First idea was to use Google QUERY function, however it does not support standard SQL SELECT ... WHERE... IN (valA,valB...) clause. However thing you want is achievable with ARRAYFORMULA. The trick is to match appropriately two columns, handle errors, and apply appropriate filtering (multiline for readability):
=MEDIAN(FILTER(Filtered-Data'!$D$4:$D,
ARRAYFORMULA(IF(IFERROR(MATCH
(Filtered-Data'!$D$4:$D,'Filtered-Data'!$C$4:$C=B3:B,0),0)>0,TRUE,FALSE))))
Explanation:
ARRAYFORMULA(MATCH(col1,col2,0)) finds in array first row containing value matching criteria, 0/1 determines whether matching starts from top or bottom. For standalone use, MATCH stops after producing first result. Applying ARRAYFORMULA on MATCH gets us close to what we want - it produces an array of results. However, if item is not matched, error is returned, so you get something like below, in a column:
N/A
2
3
1
3
2
N/A
N/A
N/A
1
3
These N/A stuff will do us no good, since we always want some kind of row number. Here comes IFERROR, which replaces all N\A with good ol' "0": IFERROR(MATCH(col1,col2,0),0)
Google Spreadsheet never counts rows from "0" (it starts from "1", only offsets are zero-based), so this is pretty safe unless your data contains "0" - than change it to anything else safe for your case.

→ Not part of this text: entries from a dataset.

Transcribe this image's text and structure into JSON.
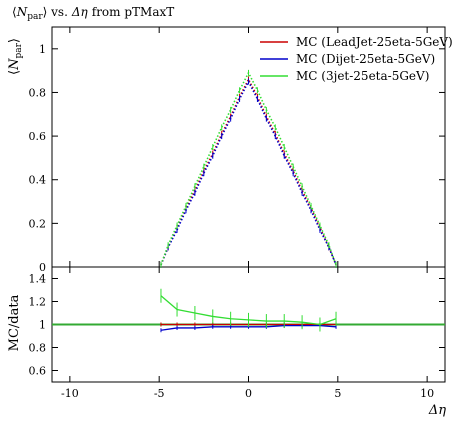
{
  "chart_data": [
    {
      "type": "scatter",
      "title": "⟨N_par⟩ vs. Δη from pTMaxT",
      "title_parts": {
        "N": "N",
        "sub": "par",
        "rest": "vs.",
        "eta": "Δη",
        "suffix": "from pTMaxT"
      },
      "ylabel": "⟨N_par⟩",
      "ylabel_parts": {
        "N": "N",
        "sub": "par"
      },
      "xlim": [
        -11,
        11
      ],
      "ylim": [
        0,
        1.1
      ],
      "yticks": [
        0,
        0.2,
        0.4,
        0.6,
        0.8,
        1
      ],
      "ytick_labels": [
        "0",
        "0.2",
        "0.4",
        "0.6",
        "0.8",
        "1"
      ],
      "legend_position": "top-right",
      "series": [
        {
          "name": "MC (LeadJet-25eta-5GeV)",
          "color": "#cc0000",
          "x": [
            -4.9,
            -4.5,
            -4.0,
            -3.5,
            -3.0,
            -2.5,
            -2.0,
            -1.5,
            -1.0,
            -0.5,
            0.0,
            0.5,
            1.0,
            1.5,
            2.0,
            2.5,
            3.0,
            3.5,
            4.0,
            4.5,
            4.9
          ],
          "y": [
            0.01,
            0.09,
            0.18,
            0.27,
            0.35,
            0.44,
            0.52,
            0.61,
            0.69,
            0.78,
            0.86,
            0.78,
            0.69,
            0.61,
            0.52,
            0.44,
            0.35,
            0.27,
            0.18,
            0.09,
            0.01
          ]
        },
        {
          "name": "MC (Dijet-25eta-5GeV)",
          "color": "#0000cc",
          "x": [
            -4.9,
            -4.5,
            -4.0,
            -3.5,
            -3.0,
            -2.5,
            -2.0,
            -1.5,
            -1.0,
            -0.5,
            0.0,
            0.5,
            1.0,
            1.5,
            2.0,
            2.5,
            3.0,
            3.5,
            4.0,
            4.5,
            4.9
          ],
          "y": [
            0.01,
            0.09,
            0.17,
            0.26,
            0.34,
            0.43,
            0.51,
            0.6,
            0.68,
            0.77,
            0.85,
            0.77,
            0.68,
            0.6,
            0.51,
            0.43,
            0.34,
            0.26,
            0.17,
            0.09,
            0.01
          ]
        },
        {
          "name": "MC (3jet-25eta-5GeV)",
          "color": "#33dd33",
          "x": [
            -4.9,
            -4.5,
            -4.0,
            -3.5,
            -3.0,
            -2.5,
            -2.0,
            -1.5,
            -1.0,
            -0.5,
            0.0,
            0.5,
            1.0,
            1.5,
            2.0,
            2.5,
            3.0,
            3.5,
            4.0,
            4.5,
            4.9
          ],
          "y": [
            0.01,
            0.1,
            0.19,
            0.28,
            0.37,
            0.46,
            0.55,
            0.64,
            0.72,
            0.81,
            0.89,
            0.81,
            0.72,
            0.64,
            0.55,
            0.46,
            0.37,
            0.28,
            0.19,
            0.1,
            0.01
          ]
        }
      ]
    },
    {
      "type": "line",
      "ylabel": "MC/data",
      "xlabel": "Δη",
      "xlim": [
        -11,
        11
      ],
      "ylim": [
        0.5,
        1.5
      ],
      "xticks": [
        -10,
        -5,
        0,
        5,
        10
      ],
      "xtick_labels": [
        "-10",
        "-5",
        "0",
        "5",
        "10"
      ],
      "yticks": [
        0.6,
        0.8,
        1,
        1.2,
        1.4
      ],
      "ytick_labels": [
        "0.6",
        "0.8",
        "1",
        "1.2",
        "1.4"
      ],
      "reference_line": 1,
      "series": [
        {
          "name": "MC (LeadJet-25eta-5GeV)",
          "color": "#cc0000",
          "x": [
            -4.9,
            -4.0,
            -3.0,
            -2.0,
            -1.0,
            0.0,
            1.0,
            2.0,
            3.0,
            4.0,
            4.9
          ],
          "y": [
            1.0,
            1.0,
            1.0,
            1.0,
            1.0,
            1.0,
            1.0,
            1.0,
            1.0,
            1.0,
            1.0
          ]
        },
        {
          "name": "MC (Dijet-25eta-5GeV)",
          "color": "#0000cc",
          "x": [
            -4.9,
            -4.0,
            -3.0,
            -2.0,
            -1.0,
            0.0,
            1.0,
            2.0,
            3.0,
            4.0,
            4.9
          ],
          "y": [
            0.95,
            0.97,
            0.97,
            0.98,
            0.98,
            0.98,
            0.98,
            0.99,
            0.99,
            0.99,
            0.98
          ]
        },
        {
          "name": "MC (3jet-25eta-5GeV)",
          "color": "#33dd33",
          "x": [
            -4.9,
            -4.0,
            -3.0,
            -2.0,
            -1.0,
            0.0,
            1.0,
            2.0,
            3.0,
            4.0,
            4.9
          ],
          "y": [
            1.25,
            1.13,
            1.1,
            1.07,
            1.05,
            1.04,
            1.03,
            1.03,
            1.02,
            1.0,
            1.05
          ]
        }
      ]
    }
  ]
}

Since FILTER expects in filtering_criteria single column array of booleans or expression that evaluates to array of booleans (https://support.google.com/drive/table/25273?hl=en ) we need to make sure ARRAYFORMULA produces such array of booleans. IF comes in handy - always produces either TRUE or FALSE: IF(IFERROR(MATCH(col1,col2,0)>0,TRUE,FALSE)
Now re-apply ARRAYFORMULA on that stuff, to work on array & render an array result instead of single result: ARRAYFORMULA(IF(IFERROR(MATCH(col1,col2,0)>0,TRUE,FALSE)) and put it inside FILTER... voila, it works.